Cada vez que un líder, un partido, una organización o un gobierno ha prometido que traerá o repondrá la luz – el progreso, la justicia, la moral -, alguien, como decía Walter Miller en su novela A Canticle for Leibowitz, tendrá que ser culpado por la oscuridad que es, o que viene a representar, el pasado o el aciago presente. Ese alguien ha sido, y es, universalmente el judío. O, ahora, el estado judío.
El judío es, pues, el nombre del mal, del usurero, conspirador, genocida, deicida, del insaciable mercado, de la taimada subversión. Y aquellas características, se sostiene, son el sujeto (el pueblo, el estado). Una circularidad propia del dogma de los fanatismos y la propaganda que los alimenta, que los explota: no admite el proceso de la razón: es la inmovilidad de las ideas y, por supuesto, de las voluntades: sustrato de la obediencia y el odio como todo fundamento, como expresión (de redención, de supremacía, de coartada).

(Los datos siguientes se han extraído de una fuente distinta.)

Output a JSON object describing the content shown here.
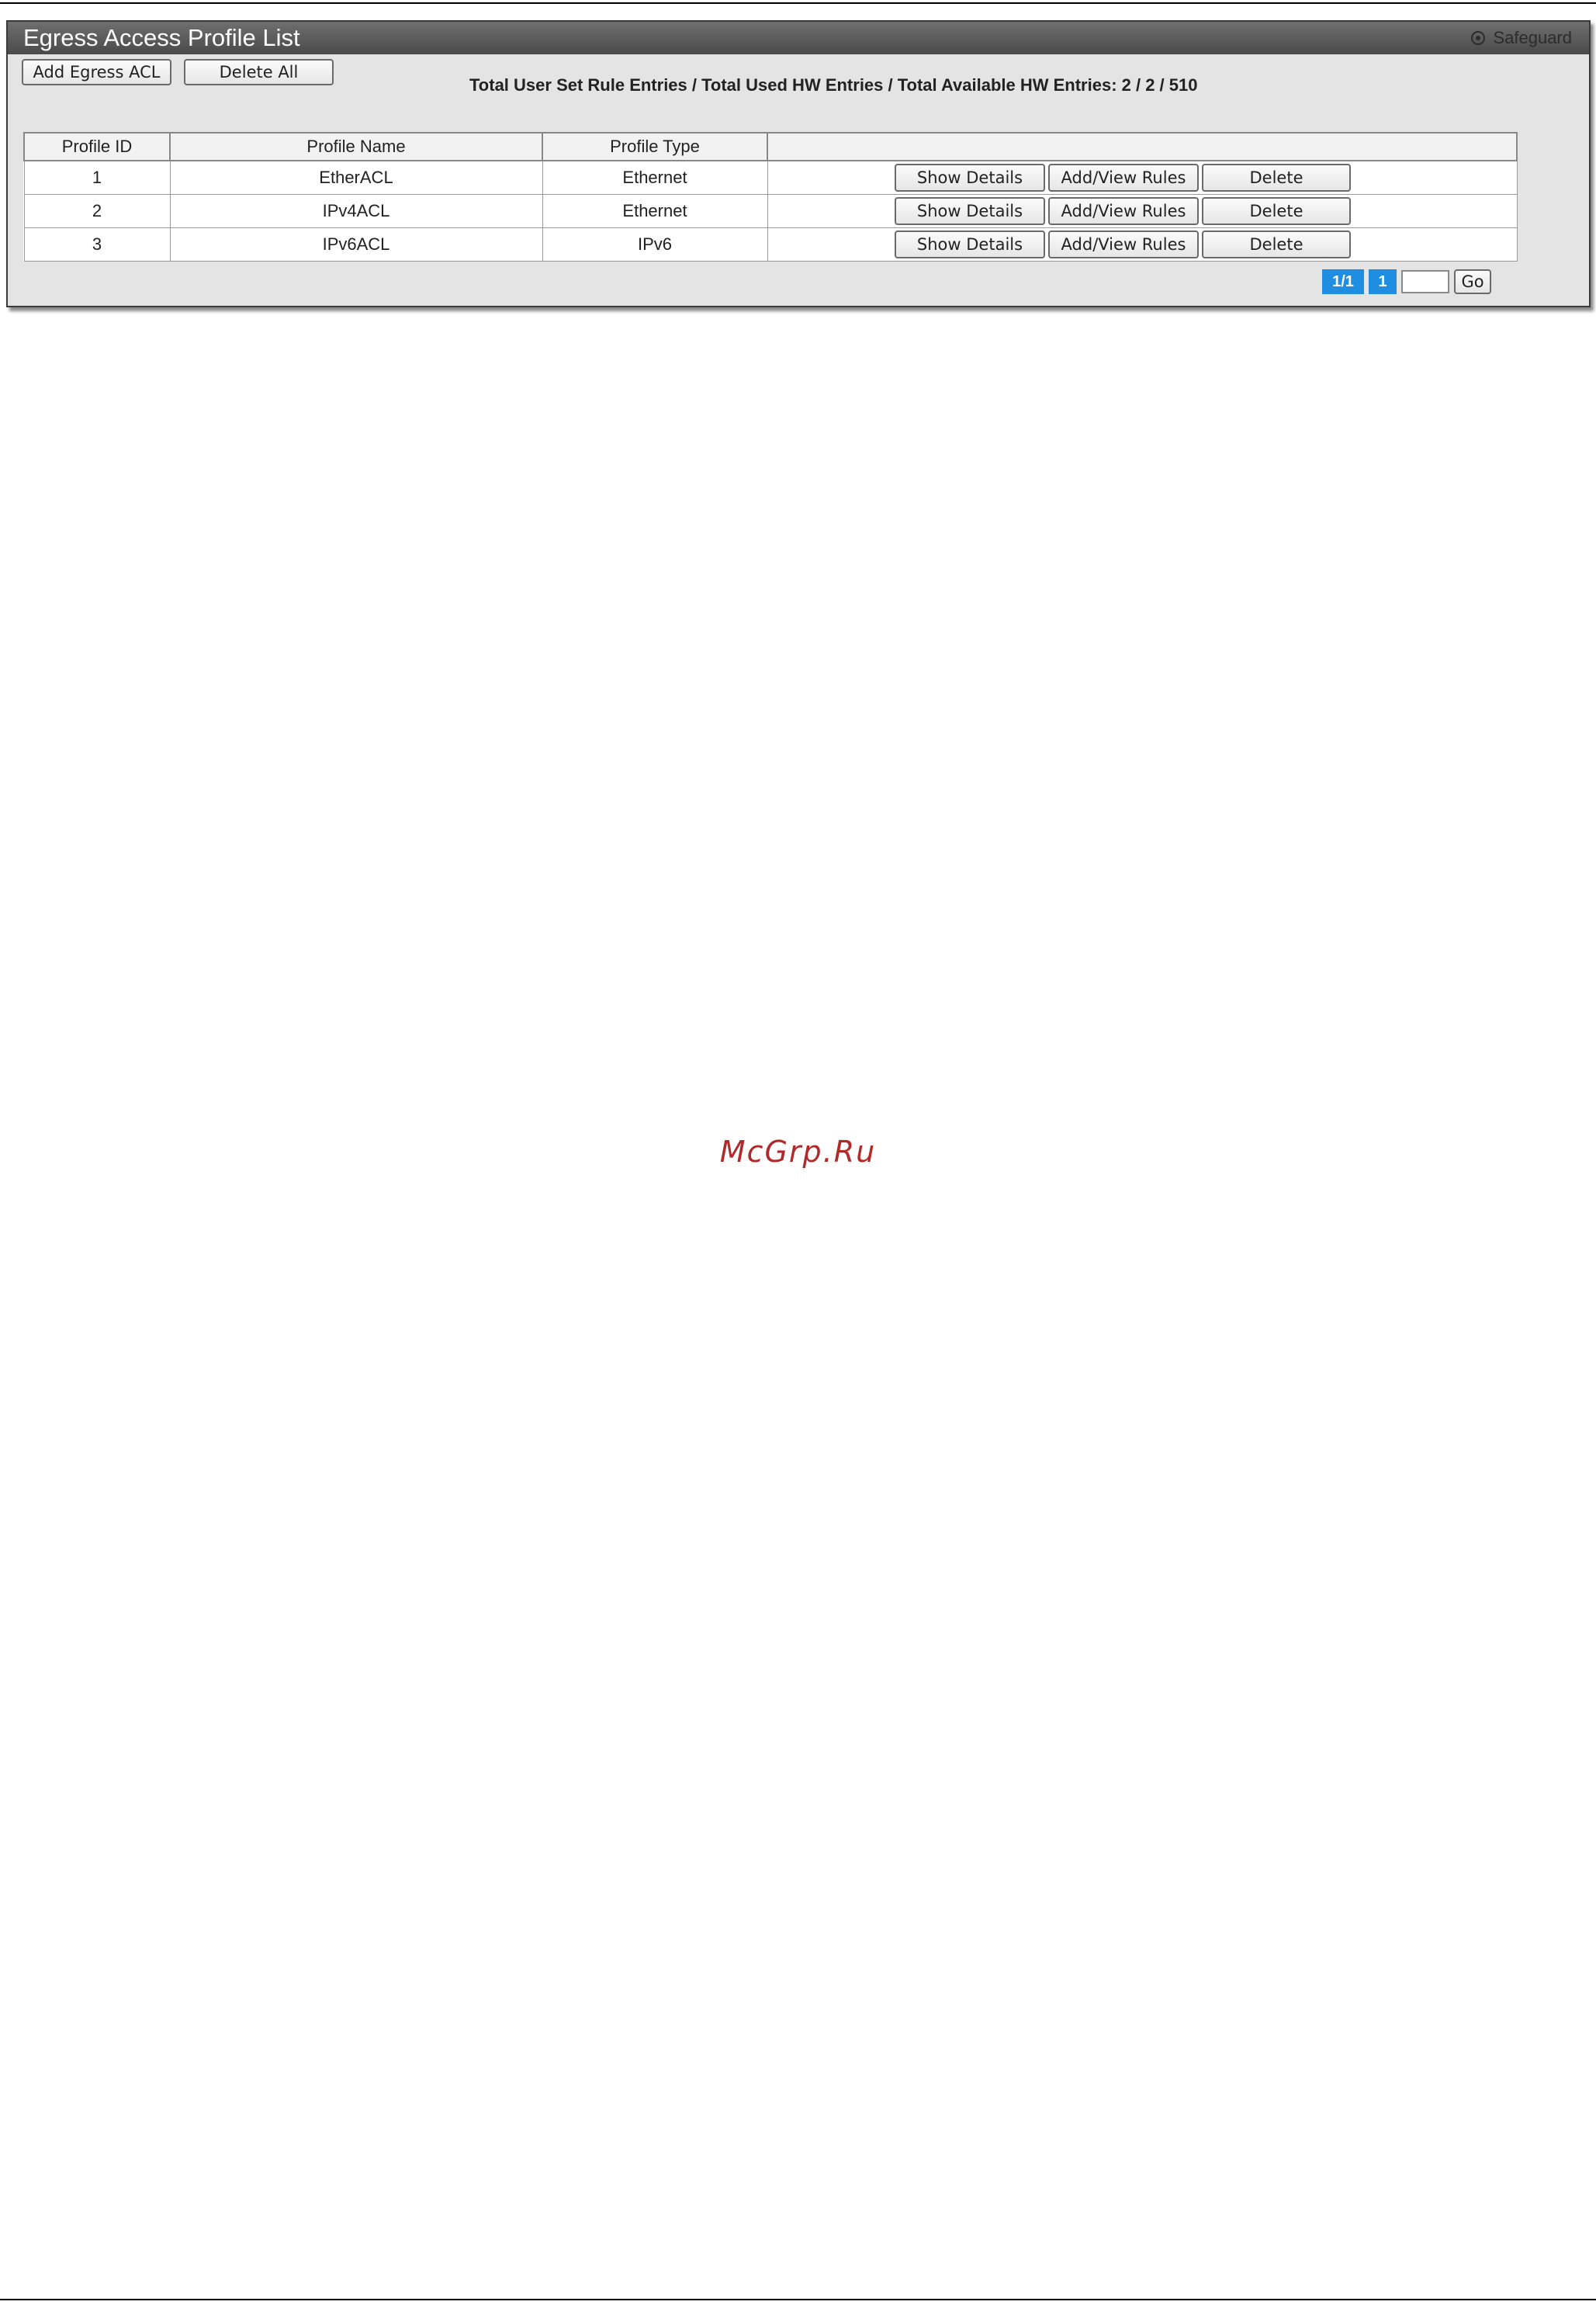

Es, pues, una identidad que decreta la “impureza moral” del judío, de su pueblo, de sus organizaciones, de su estado; es decir, que decreta su incriminación y su castigo.
Y esta falaz igualdad (que pretende ser una medida absoluta del mal) persiste, ya sea de manera latente o disimulada detrás de una pretendida “causa” siempre justa, moral, perentoria; por el hecho de que nunca se ha roto esa infame recursividad. Se ha ocultado, como se hace con las vergüenzas, con los arrepentimientos obligados; se ha exonerado como expresión marginal, desesperada (ante una opresión sin parangón en la historia) o cultural (casi una risible extravagancia); es decir, se la ha apenas tapado en una sombra imperfecta, se ha contemporizado con ella como con un desliz superado.
Hasta que, lentamente – una crisis por aquí, otra por allí, el tiempo que cura hasta las abyecciones – se ha ido reincorporando en Occidente (especialmente en organismos como la ONU) esa perversa simetría al manual de distracciones e imputaciones. Después de todo, el antisemitismo sale barato – si es que no, directamente, gratis: la minoría entre minorías; un prejuicio histórico aceitado, harto difundido, con sus libelos y prejuicios que lo mismo sirven para culpara a esa breve totalidad por el capitalismo, el comunismo, el militarismo, el llamado movimiento woke, o el mal uso del VAR en el fútbol.
Todo vale, y para todo vale este enemigo global, este mal por antonomasia, porque la falaz simetría admite todo elemento negativo por peregrino que este sea, toda responsabilidad por absurda que parezca. La aversión no admite razón; se derrama sobre la realidad impregnándola hasta opacarla, hasta, en ocasionas, incorporarla a su “lógica” de señalamiento, imputación y “soluciones”.
De aquella suerte de hibernación, a la renovación de la tolerancia a su conocida manifestación, o a su omisión o relegación a las orillas del discurrir “informativo”, y, finalmente, a la presente exhibición descarada del antisemitismo, ha pasado un lento, constante y creciente goteo de esa nefasta y mentida igualdad, de esa animadversión encastrada en el cínico disfraz de “conciencia moral”, del zafio eufemismo de “antisionismo” (de manufactura soviética), en su abrigo de relativizaciones, fabricaciones y excusas.
De ayer a hoy, porque siempre estuvo ahí. Como guardado para una ocasión que requiera de esa sencilla e hipertrofiada estructura de odio, evasivas y humo. Y persiste porque el antisemitismo funciona como una suerte de recurso “mitológico” que apela a una supuesta experiencia primitiva de lo sacro (“nuestros” valores morales) que, se advierte, es o está por ser profanado (como, imaginariamente, en el pasado). Ello vincula a todos aquellos que no forman parte del grupo de “corruptores” (que no son judíos, vamos) en una comunidad de “damnificados”; a la vez que los separa de la realidad y los sumerge en el simulacro en el cual el judío (o Israel) es culpable porque quienes lo señalan sienten o creen que lo es – y por medio de ese acto, quien juzga se “revela” como “moral”.
Los tiempos cambian y, con ellos, las formas de participar de este mito (este, en cambio, permanece inmutable). Hoy las redes sociales y la sección de comentarios de no pocos medios ofrecen un lugar de encuentro para practicar su rito ominoso: como un tribunal de la “conciencia moral”, de la indignación “recta”, confirman, decretan, la “maldad” del judío, de su estado y, así, su propia “buena conciencia” (todo es ineludiblemente autorreferencial cuando se prescinde de la realidad, cuando se erige una iniquidad definitiva que actúa como espejo invertido).